Established in partnership with ChinaFile in 2013, the Abigail Cohen Fellowship in Documentary Photographysupports two photographers each year working on projects that address pressing social issues impacting China and its relations with the world. 

We are very excited about this year’s fellows, two photographers we are proud to honor for the creativity and conceptual rigor they are bringing to documentary photography: Yan Cong and Mari Bastashevski.

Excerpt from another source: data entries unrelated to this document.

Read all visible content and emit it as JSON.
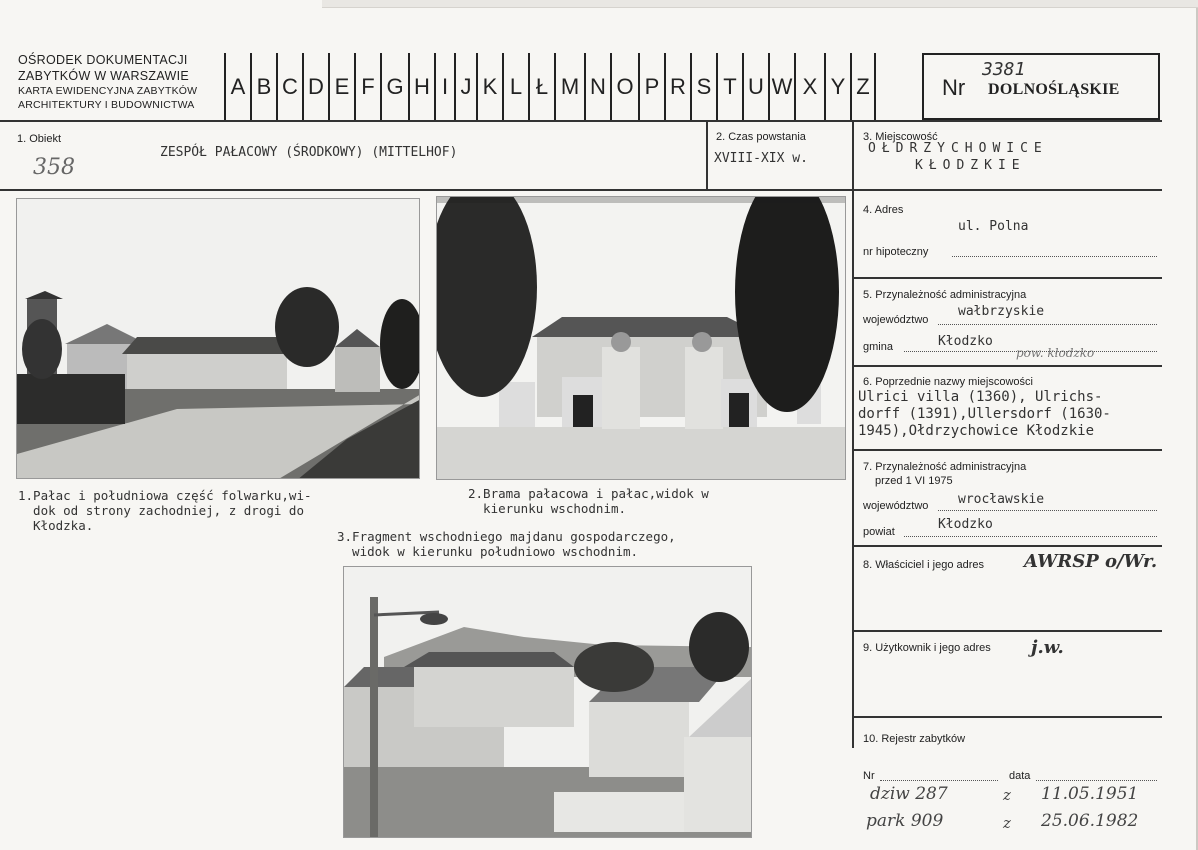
{
  "institution": {
    "line1": "OŚRODEK DOKUMENTACJI",
    "line2": "ZABYTKÓW W WARSZAWIE",
    "line3": "KARTA EWIDENCYJNA ZABYTKÓW",
    "line4": "ARCHITEKTURY I BUDOWNICTWA"
  },
  "alphabet": [
    "A",
    "B",
    "C",
    "D",
    "E",
    "F",
    "G",
    "H",
    "I",
    "J",
    "K",
    "L",
    "Ł",
    "M",
    "N",
    "O",
    "P",
    "R",
    "S",
    "T",
    "U",
    "W",
    "X",
    "Y",
    "Z"
  ],
  "number": {
    "label": "Nr",
    "value": "3381",
    "region": "DOLNOŚLĄSKIE"
  },
  "field1": {
    "label": "1. Obiekt",
    "value": "ZESPÓŁ PAŁACOWY (ŚRODKOWY) (MITTELHOF)",
    "hand_number": "358"
  },
  "field2": {
    "label": "2. Czas powstania",
    "value": "XVIII-XIX w."
  },
  "field3": {
    "label": "3. Miejscowość",
    "line1": "OŁDRZYCHOWICE",
    "line2": "KŁODZKIE"
  },
  "field4": {
    "label": "4. Adres",
    "value": "ul. Polna",
    "sub_label": "nr hipoteczny"
  },
  "field5": {
    "label": "5. Przynależność administracyjna",
    "woj_label": "województwo",
    "woj_value": "wałbrzyskie",
    "gmina_label": "gmina",
    "gmina_value": "Kłodzko",
    "gmina_note": "pow. kłodzko"
  },
  "field6": {
    "label": "6. Poprzednie nazwy miejscowości",
    "line1": "Ulrici villa (1360), Ulrichs-",
    "line2": "dorff (1391),Ullersdorf (1630-",
    "line3": "1945),Ołdrzychowice Kłodzkie"
  },
  "field7": {
    "label_line1": "7. Przynależność administracyjna",
    "label_line2": "przed 1 VI 1975",
    "woj_label": "województwo",
    "woj_value": "wrocławskie",
    "powiat_label": "powiat",
    "powiat_value": "Kłodzko"
  },
  "field8": {
    "label": "8. Właściciel i jego adres",
    "value": "AWRSP o/Wr."
  },
  "field9": {
    "label": "9. Użytkownik i jego adres",
    "value": "j.w."
  },
  "field10": {
    "label": "10. Rejestr zabytków",
    "nr_label": "Nr",
    "data_label": "data",
    "entry1_nr": "dziw 287",
    "entry1_z": "z",
    "entry1_date": "11.05.1951",
    "entry2_nr": "park 909",
    "entry2_z": "z",
    "entry2_date": "25.06.1982"
  },
  "captions": {
    "photo1": "1.Pałac i południowa część folwarku,wi-\n  dok od strony zachodniej, z drogi do\n  Kłodzka.",
    "photo2": "2.Brama pałacowa i pałac,widok w\n  kierunku wschodnim.",
    "photo3": "3.Fragment wschodniego majdanu gospodarczego,\n  widok w kierunku południowo wschodnim."
  },
  "colors": {
    "paper": "#f7f6f3",
    "ink": "#222222",
    "typewriter": "#333333"
  }
}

Yan Cong is a talented young photographer who we are eager to see more from; her proposal to look at the lead up to China’s 2022 Olympics and the ways that it reveals the realities and absurdities of local politics will be fascinating to follow as it progresses. We have been supporters and admirers of Mari Bastashevski’s work since awarding her a Magnum Foundation Emergency Fund grant in 2013. Her smartly conceived proposal to track the flow of goods out of China through shipping routes is highly original and extremely compelling.

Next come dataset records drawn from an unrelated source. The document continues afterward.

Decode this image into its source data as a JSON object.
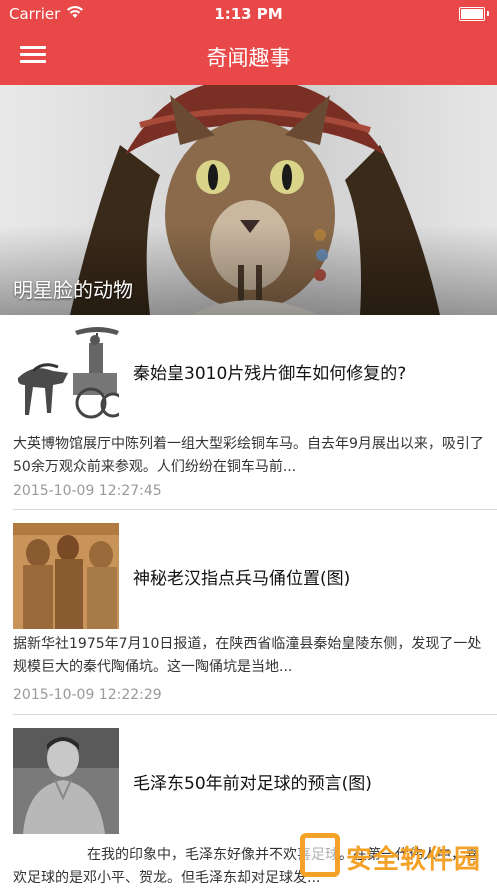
{
  "status_bar": {
    "carrier": "Carrier",
    "time": "1:13 PM",
    "battery_level": 1.0
  },
  "nav": {
    "title": "奇闻趣事",
    "menu_icon": "hamburger-menu-icon"
  },
  "hero": {
    "caption": "明星脸的动物",
    "image": "cat-as-pirate-photo"
  },
  "news": [
    {
      "title": "秦始皇3010片残片御车如何修复的?",
      "summary": "大英博物馆展厅中陈列着一组大型彩绘铜车马。自去年9月展出以来，吸引了50余万观众前来参观。人们纷纷在铜车马前...",
      "time": "2015-10-09 12:27:45",
      "image": "bronze-chariot-photo"
    },
    {
      "title": "神秘老汉指点兵马俑位置(图)",
      "summary": "据新华社1975年7月10日报道，在陕西省临潼县秦始皇陵东侧，发现了一处规模巨大的秦代陶俑坑。这一陶俑坑是当地...",
      "time": "2015-10-09 12:22:29",
      "image": "terracotta-warriors-photo"
    },
    {
      "title": "毛泽东50年前对足球的预言(图)",
      "summary": "在我的印象中，毛泽东好像并不欢喜足球。在第一代伟人中，喜欢足球的是邓小平、贺龙。但毛泽东却对足球发...",
      "time": "",
      "image": "portrait-photo"
    }
  ],
  "watermark": {
    "text": "安全软件园"
  },
  "colors": {
    "header_bg": "#e84848",
    "watermark": "#f4a227"
  }
}
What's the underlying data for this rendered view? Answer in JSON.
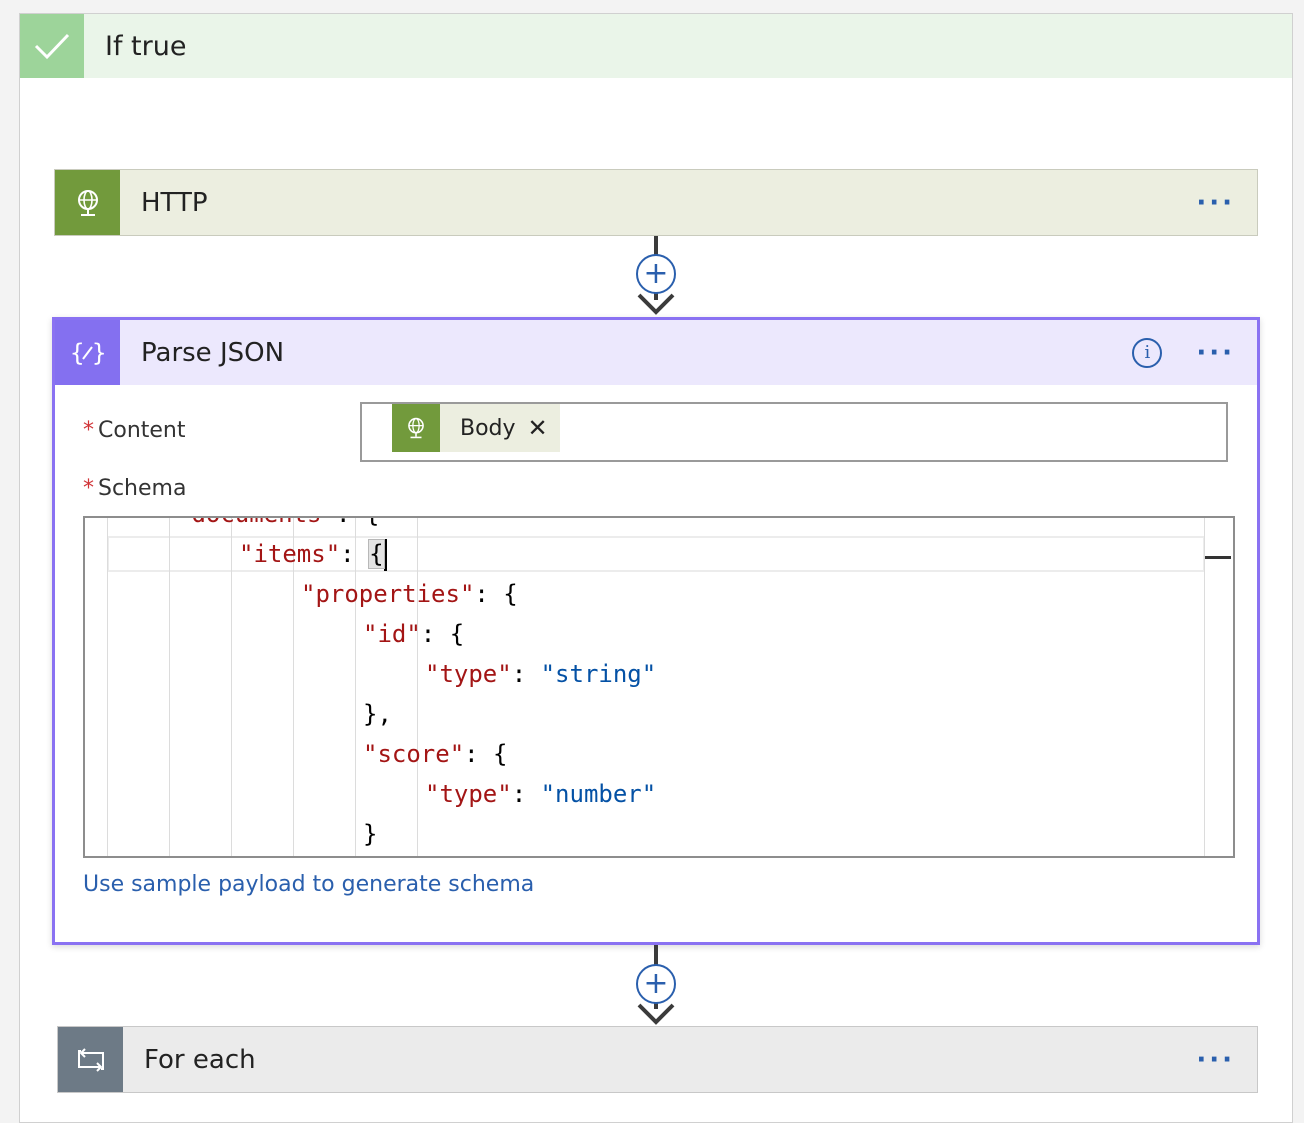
{
  "condition": {
    "title": "If true"
  },
  "http_action": {
    "title": "HTTP",
    "more": "···"
  },
  "parse_action": {
    "title": "Parse JSON",
    "info": "i",
    "more": "···",
    "content_label": "Content",
    "content_token": {
      "label": "Body",
      "remove": "✕"
    },
    "schema_label": "Schema",
    "required_mark": "*",
    "schema_lines": [
      {
        "indent": 2,
        "parts": [
          {
            "c": "k",
            "t": "\"documents\""
          },
          {
            "c": "p",
            "t": ": {"
          }
        ]
      },
      {
        "indent": 3,
        "parts": [
          {
            "c": "k",
            "t": "\"items\""
          },
          {
            "c": "p",
            "t": ": "
          }
        ],
        "bracket": "{"
      },
      {
        "indent": 4,
        "parts": [
          {
            "c": "k",
            "t": "\"properties\""
          },
          {
            "c": "p",
            "t": ": {"
          }
        ]
      },
      {
        "indent": 5,
        "parts": [
          {
            "c": "k",
            "t": "\"id\""
          },
          {
            "c": "p",
            "t": ": {"
          }
        ]
      },
      {
        "indent": 6,
        "parts": [
          {
            "c": "k",
            "t": "\"type\""
          },
          {
            "c": "p",
            "t": ": "
          },
          {
            "c": "s",
            "t": "\"string\""
          }
        ]
      },
      {
        "indent": 5,
        "parts": [
          {
            "c": "p",
            "t": "},"
          }
        ]
      },
      {
        "indent": 5,
        "parts": [
          {
            "c": "k",
            "t": "\"score\""
          },
          {
            "c": "p",
            "t": ": {"
          }
        ]
      },
      {
        "indent": 6,
        "parts": [
          {
            "c": "k",
            "t": "\"type\""
          },
          {
            "c": "p",
            "t": ": "
          },
          {
            "c": "s",
            "t": "\"number\""
          }
        ]
      },
      {
        "indent": 5,
        "parts": [
          {
            "c": "p",
            "t": "}"
          }
        ]
      }
    ],
    "sample_link": "Use sample payload to generate schema"
  },
  "foreach_action": {
    "title": "For each",
    "more": "···"
  },
  "add_step": "+",
  "colors": {
    "http_accent": "#729a3c",
    "parse_accent": "#8470f0",
    "foreach_accent": "#6d7a86",
    "success_accent": "#9dd49a",
    "link": "#2a5fad"
  }
}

-Kristen Lubben, Executive Director

Yan Cong


From Beijing, Yan Cong is an independent photographer who focuses on women’s issues, rural China, and the country’s relations with its neighbors. For this project, she documents the transition underway in the town of Chongli, which will host some of the alpine events for the Beijing Winter Olympics in 2022. One hundred fifty kilometers outside of Beijing, on the outskirts of the relatively sleepy city of Zhangjiakou, Chongli will need to undergo a major transformation to accommodate the international sporting event.

Mari Bastashevski 


Mari Bastashevski combines investigative research, art, and journalism, deliberately blurring the boundaries between these practices. She makes installations that combine text, images, and documents to explore questions of secrecy and access to information, and their intersection with the systems of state and corporate power. Her Cohen Fellowship project, “10,000 Things Out of China,” will explore the often violent and politically ambiguous system of logistics through which most products made in China reach the rest of the world. Centering on the commercial maritime hubs that receive shiploads of products made in China, her reporting will map the route of key commodities exported to Europe and the U.S. and the culture that facilitates this movement.